Der Antigone-Mythos. Vergleich der Tragödie von Sophokles und Rolf Hochhuths „Die Berliner Antigone“

Antike Mythen und ihre Rezeption in der europäischen Literatur des Mittelalters und der Neuzeit


Facharbeit (Schule), 2011

31 Seiten, Note: 13,00


Leseprobe


Inhaltsverzeichnis

1. Präsenz des Mythos in der heutigen Zeit

2. Vorgeschichte: Fluch der Labdakiden

3. Sophokles‘ antikes Drama „Antigone“
3.1 Zusammenfassung des Inhalts
3.2 Charakterisierung der Hauptpersonen
3.2.1 Antigone
3.2.1.1 Die mutige Kämpferin
3.2.1.2 Beziehungen zu Ismene und Haimon
3.2.2 Kreon
3.2.2.1 Der herrschsüchtige Tyrann
3.2.2.2 Kreon als anerkannter Herrscher
3.3.1 Gründe für den Konflikt
3.3.1.1 Persönliche Gründe
3.3.1.2 Religiöse und gesellschaftliche Gründe
3.3.2 Folgen des Konflikts

4. Rolf Hochhuths Novelle „Die Berliner Antigone“
4.1 Zusammenfassung des Inhalts
4.2 Charakterisierung und Vergleich der Hauptpersonen
4.2.1 Anne
4.2.2 Generalrichter und Hitler in der Person der Obrigkeit

5. Historischer, politischer und sozialer Rahmen
5.1 Antike
5.1.1 Angaben zu Sophokles
5.1.2 Das Verhältnis zwischen Bürger und Staat
5.2.1 Angaben zu Hochhuth
5.2.2 Kritik am Regime im Dritten Reich

6. Antigone als Symbol der Revolution

7. Antigone – eine zeitlose Thematik

8. Literaturverzeichnis

9. Anhang

1. Präsenz des Mythos in der heutigen Zeit

Jeder kennt sie, die alten Geschichten der Götter und Heroen aus der Antike. Jeder kennt Charaktere wie den starken Herkules und die schöne Helena. Doch was ist der Grund dafür, dass uns diese Figuren auch heute noch im Fernsehen oder in der Literatur begegnen? Die Basis dafür schaffen die alten Mythen aus dem klassischen Altertum, die sich mit existenziellen Fragen des Lebens auseinandersetzen. Hierbei werden Werte wie Schuld, Rache oder Sühne verpackt in Geschichten, die den Menschen berühren, vermittelt[1]. Da diese ethischen und moralischen Vorstellungen der Grundstock jeder Gesellschaft sind, lässt sich sagen, dass die Menschen „mit Mythen […] ihre Kultur erschaffen“ haben[2].

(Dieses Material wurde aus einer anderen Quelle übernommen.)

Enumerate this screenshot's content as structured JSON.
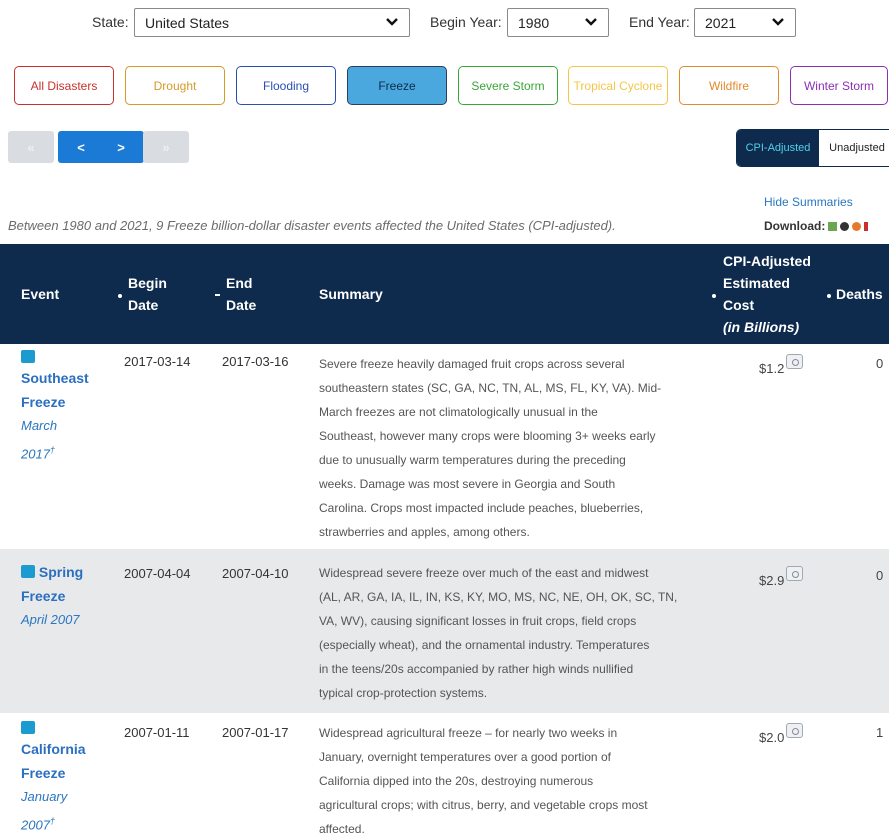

Der österreichische Schriftsteller und Kulturphilosoph Egon Friedell schreibt in einem seiner Bücher: „Unsere Mythologie lesen wir täglich dreimal in der Zeitung“[3]. Damit spielt er auf die Präsenz der Themen der Mythologie in der heutigen Zeit an. In meiner Arbeit werde ich diese Präsenz mittels der Tragödie „Antigone“ von Sophokles an deren Rezeption „Die Berliner Antigone“ von Rolf Hochhuth darstellen. Beide Werke handeln von einer jungen Frau, die im Verstoß gegen das Rechtssystem der jeweiligen Zeit, ihren Bruder bestattet.

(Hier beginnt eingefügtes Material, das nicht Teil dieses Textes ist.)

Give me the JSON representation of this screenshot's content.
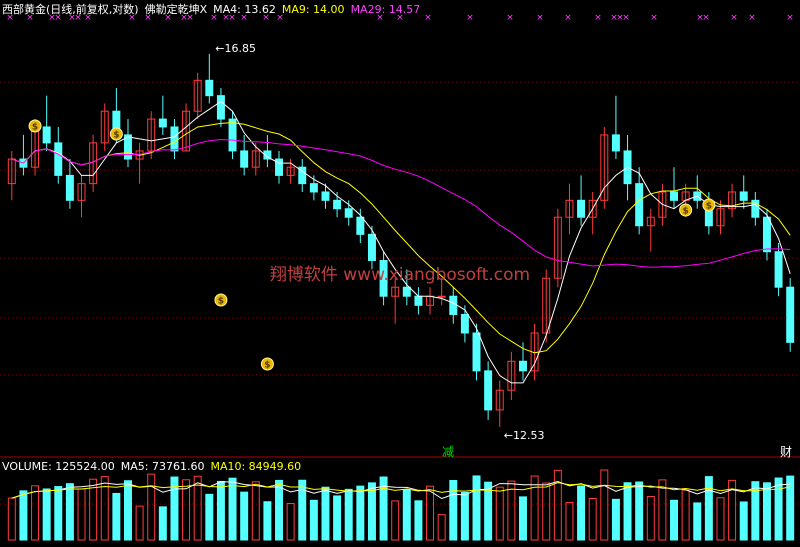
{
  "header": {
    "instrument": "西部黄金(日线,前复权,对数)",
    "indicator": "佛勒定乾坤X",
    "ma4_label": "MA4: 13.62",
    "ma9_label": "MA9: 14.00",
    "ma29_label": "MA29: 14.57"
  },
  "volume_header": {
    "volume_label": "VOLUME: 125524.00",
    "ma5_label": "MA5: 73761.60",
    "ma10_label": "MA10: 84949.60"
  },
  "annotations": {
    "high_label": "16.85",
    "low_label": "12.53",
    "jian_label": "减",
    "cai_label": "财",
    "watermark": "翔博软件 www.xiangbosoft.com",
    "bag_glyph": "$"
  },
  "colors": {
    "background": "#000000",
    "up": "#ff3c3c",
    "down": "#54ffff",
    "ma4": "#ffffff",
    "ma9": "#ffff00",
    "ma29": "#ff00ff",
    "grid": "#8b0000",
    "marker": "#ff40ff",
    "watermark": "#c04040"
  },
  "chart_data": {
    "type": "candlestick",
    "scale": "log",
    "price_min": 12.4,
    "price_max": 17.2,
    "candles": [
      [
        15.2,
        15.6,
        15.0,
        15.5
      ],
      [
        15.5,
        15.8,
        15.3,
        15.4
      ],
      [
        15.4,
        16.0,
        15.3,
        15.9
      ],
      [
        15.9,
        16.3,
        15.6,
        15.7
      ],
      [
        15.7,
        15.9,
        15.2,
        15.3
      ],
      [
        15.3,
        15.5,
        14.9,
        15.0
      ],
      [
        15.0,
        15.3,
        14.8,
        15.2
      ],
      [
        15.2,
        15.8,
        15.1,
        15.7
      ],
      [
        15.7,
        16.2,
        15.6,
        16.1
      ],
      [
        16.1,
        16.4,
        15.7,
        15.8
      ],
      [
        15.8,
        16.0,
        15.4,
        15.5
      ],
      [
        15.5,
        15.7,
        15.2,
        15.6
      ],
      [
        15.6,
        16.1,
        15.5,
        16.0
      ],
      [
        16.0,
        16.3,
        15.8,
        15.9
      ],
      [
        15.9,
        16.0,
        15.5,
        15.6
      ],
      [
        15.6,
        16.2,
        15.6,
        16.1
      ],
      [
        16.1,
        16.6,
        16.0,
        16.5
      ],
      [
        16.5,
        16.85,
        16.2,
        16.3
      ],
      [
        16.3,
        16.4,
        15.9,
        16.0
      ],
      [
        16.0,
        16.1,
        15.5,
        15.6
      ],
      [
        15.6,
        15.8,
        15.3,
        15.4
      ],
      [
        15.4,
        15.7,
        15.3,
        15.6
      ],
      [
        15.6,
        15.8,
        15.4,
        15.5
      ],
      [
        15.5,
        15.6,
        15.2,
        15.3
      ],
      [
        15.3,
        15.5,
        15.2,
        15.4
      ],
      [
        15.4,
        15.5,
        15.1,
        15.2
      ],
      [
        15.2,
        15.3,
        15.0,
        15.1
      ],
      [
        15.1,
        15.2,
        14.9,
        15.0
      ],
      [
        15.0,
        15.1,
        14.8,
        14.9
      ],
      [
        14.9,
        15.0,
        14.7,
        14.8
      ],
      [
        14.8,
        14.9,
        14.5,
        14.6
      ],
      [
        14.6,
        14.7,
        14.2,
        14.3
      ],
      [
        14.3,
        14.4,
        13.8,
        13.9
      ],
      [
        13.9,
        14.1,
        13.6,
        14.0
      ],
      [
        14.0,
        14.2,
        13.8,
        13.9
      ],
      [
        13.9,
        14.0,
        13.7,
        13.8
      ],
      [
        13.8,
        14.0,
        13.7,
        13.9
      ],
      [
        13.9,
        14.1,
        13.8,
        13.9
      ],
      [
        13.9,
        14.0,
        13.6,
        13.7
      ],
      [
        13.7,
        13.8,
        13.4,
        13.5
      ],
      [
        13.5,
        13.6,
        13.0,
        13.1
      ],
      [
        13.1,
        13.2,
        12.6,
        12.7
      ],
      [
        12.7,
        13.0,
        12.53,
        12.9
      ],
      [
        12.9,
        13.3,
        12.8,
        13.2
      ],
      [
        13.2,
        13.4,
        13.0,
        13.1
      ],
      [
        13.1,
        13.6,
        13.0,
        13.5
      ],
      [
        13.5,
        14.2,
        13.4,
        14.1
      ],
      [
        14.1,
        14.9,
        14.0,
        14.8
      ],
      [
        14.8,
        15.2,
        14.6,
        15.0
      ],
      [
        15.0,
        15.3,
        14.7,
        14.8
      ],
      [
        14.8,
        15.1,
        14.6,
        15.0
      ],
      [
        15.0,
        15.9,
        14.9,
        15.8
      ],
      [
        15.8,
        16.3,
        15.5,
        15.6
      ],
      [
        15.6,
        15.8,
        15.0,
        15.2
      ],
      [
        15.2,
        15.4,
        14.6,
        14.7
      ],
      [
        14.7,
        14.9,
        14.4,
        14.8
      ],
      [
        14.8,
        15.2,
        14.7,
        15.1
      ],
      [
        15.1,
        15.4,
        14.9,
        15.0
      ],
      [
        15.0,
        15.2,
        14.8,
        15.1
      ],
      [
        15.1,
        15.3,
        14.9,
        15.0
      ],
      [
        15.0,
        15.1,
        14.6,
        14.7
      ],
      [
        14.7,
        15.0,
        14.6,
        14.9
      ],
      [
        14.9,
        15.2,
        14.8,
        15.1
      ],
      [
        15.1,
        15.3,
        14.9,
        15.0
      ],
      [
        15.0,
        15.1,
        14.7,
        14.8
      ],
      [
        14.8,
        14.9,
        14.3,
        14.4
      ],
      [
        14.4,
        14.5,
        13.9,
        14.0
      ],
      [
        14.0,
        14.1,
        13.3,
        13.4
      ]
    ]
  }
}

Der Vergleich der beiden Werke umfasst eine Charakterisierung der Personen, sowie eine ausführliche Darstellung des Konflikts zwischen Antigone beziehungsweise Anne und der Obrigkeit. Im Hinblick auf den historischen Rahmen der Tragödie und der Novelle werde ich die Umstände zur jeweiligen Zeit analysieren. Ziel meiner Arbeit ist es herauszufinden, welche Gründe Rolf Hochhuth dazu bewegt haben, die antike Figur der Antigone als Vorbild für seine Novelle zu nehmen.

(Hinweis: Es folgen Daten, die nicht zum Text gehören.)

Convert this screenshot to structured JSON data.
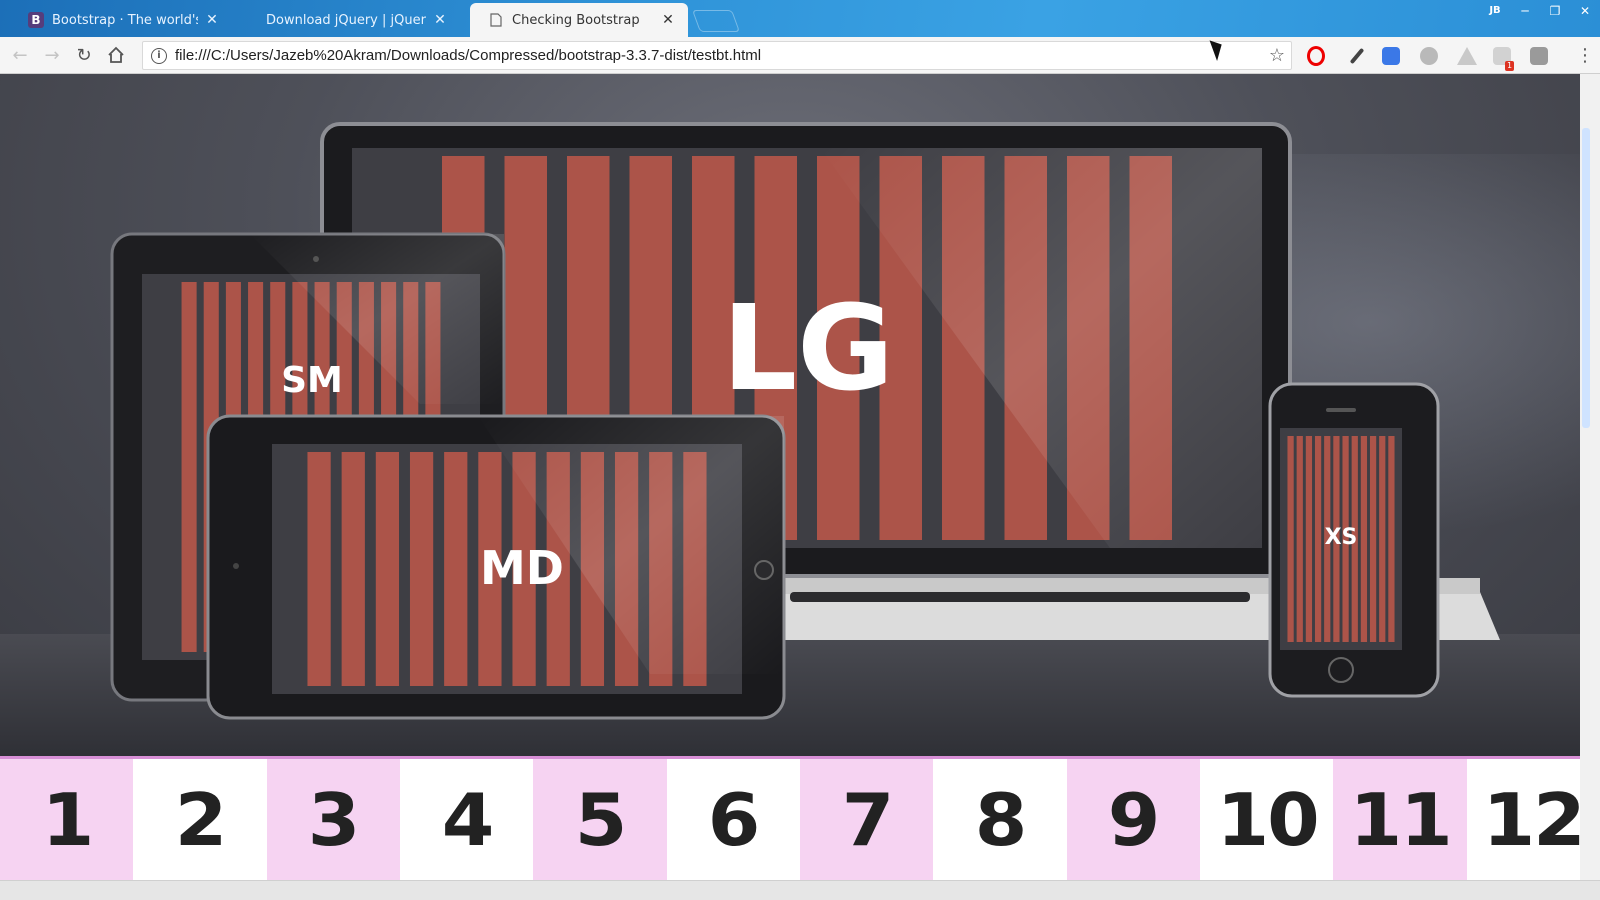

2. Vorgeschichte: Fluch der Labdakiden

Wichtig für das Verständnis des Schicksals der Antigone, ist der Fluch, der auf ihrem Geschlecht, dem der Labdakiden[4] lastet.

Schuld an diesem Fluch ist Laios, Sohn des thebanischen Königs Labdakos, der aus Knabenliebe den Sohn des Pelops entführt. Daraufhin verflucht Pelops Laios und seine Nachkommen. Der Inhalt des Fluches ist, dass der leibliche Sohn des Laios ihn töten und seine Frau heiraten wird. Lange leben Laios und seine Gemahlin Iokaste kinderlos, da ein Seher das Schicksal durch den Fluch vorhergesehen hatte. Doch, als Iokaste trotzdem einen Jungen gebärt, geben die Eltern ihn einem Diener, damit er ihn mit durchstochenen und zusammengebundenen Füßen in das Gebirge Kithäron wirft. Auf diese Weise will Laios dem Fluch des Pelops entgehen. Der Diener jedoch hat Mitleid mit dem Jungen und überlässt ihn einem Hirten, der ihn Ödipus nennt und zu seinem König Polybos und seiner Gattin Merope bringt. Der Herrscher von Korinth zieht den Jungen wie seinen eigenen Sohn auf. Als er zu einem großen und starken Jungen heranwächst, sind seine Altersgenossen von Neid erfüllt und versuchen ihn zu kränken, indem sie ihm sagen, Polybos sei nicht sein leiblicher Vater. Als Ödipus seine Pflegeeltern nach seiner Herkunft fragt, können diese ihm keine Antwort geben, weshalb er das Orakel von Delphi aufsucht. Die Antwort des Orakels ist: „Du wirst deines eigenen Vaters Leib ermorden und deine Mutter heiraten.“ Aus Angst er wird seinen Vater Polybos, von dem er immer noch glaubt er sei sein Erzeuger, töten, kehrt er nicht nach Korinth zurück. Stattdessen macht er sich auf den Weg nach Theben, also unwissentlich in seine Heimat, um die Stadt von der Sphinx zu befreien. Dabei gerät er in einen Streit mit einem Greis und dessen Gefolge, da er den Weg nicht frei machen will. Ohne zu wissen, dass jener Greis sein Vater König Laios ist, tötet er ihn aus Jähzorn.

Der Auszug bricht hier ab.